Coping shows more significant differences, especially in the domains of friendship and personal characteristics. In the domain of friendship, the clusters with low exploration scores (DF and F) show most active and least passive and avoidant coping, while the change-clusters MA and AM show the opposite pattern. It might be that having stable and unquestioned friendship relations may help one in active coping with problems. Or, active coping may help to keep friendships stable and unquestioned. In the domain of personal characteristics, the clusters with strong commitments and low exploration levels show most active coping, while the M cluster shows most passive and avoidant, and least active coping.

These findings suggest that active coping is higher in subjects who do have strong commitments, regardless of whether these commitments are self-chosen. This is against our expectations. An explanation can be found in theories that focus on situation-related determinants of coping. Active coping is especially effective in situations with low ambiguity, high controllability and high valence (Boekaerts 1996). We may expect that having strong commitments—knowing who one is, what one wants and where one is going—increases the perception of controllability, decreases the perception of ambiguity, and in this way increases the preference for active coping. In a moratorium-status, difficult events are probably perceived as much more ambiguous and uncontrollable. Such situations trigger avoidant coping.

As regards personality characteristics, there are only few significant differences (5 out of 24). Most significant differences in personality characteristics are found in the domain of personal characteristics and in all cases, the stable foreclosed trajectories have the highest scores, while M and change-trajectories have the lowest scores. We think this is an interesting finding, because the domain of personal characteristics is the domain that is probably least directly influenced by contextual changes. If contextual demands (such as the necessity to choose a major or to leave home) stimulate commitment development, the way people cope with those demands will affect commitment development.
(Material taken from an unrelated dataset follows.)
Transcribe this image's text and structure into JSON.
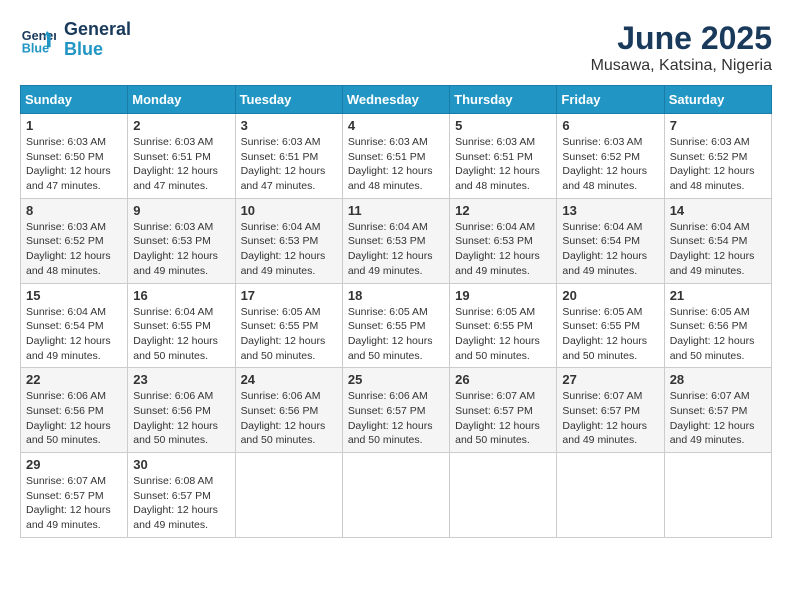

In the relative absence of such external pressure, underlying personality characteristics may play a more important role in commitment formation. Another explanation stems from the fact that almost all our instruments are based on self report. There may be a general way of presenting oneself: subjects who present themselves in terms of strong commitments, also present themselves in terms of clear and salient personalities. These are subjects who present themselves as people who know who they are and who have few doubts.

Trajectories characterized by change (M and AM and DF) have lowest scores on autonomy, conscientiousness, and emotional stability. It may be that subjects who do not know what they want, and do not feel good about their commitments, perceive themselves as less agreeable, conscientious and emotionally stable than when they do have commitments that help them to know who they are and where they want to go.

Differences in ego development are significant in the domain of philosophy of life only. As expected, moratorium and MA have the highest scores and crisis and diffuse trajectories the lowest.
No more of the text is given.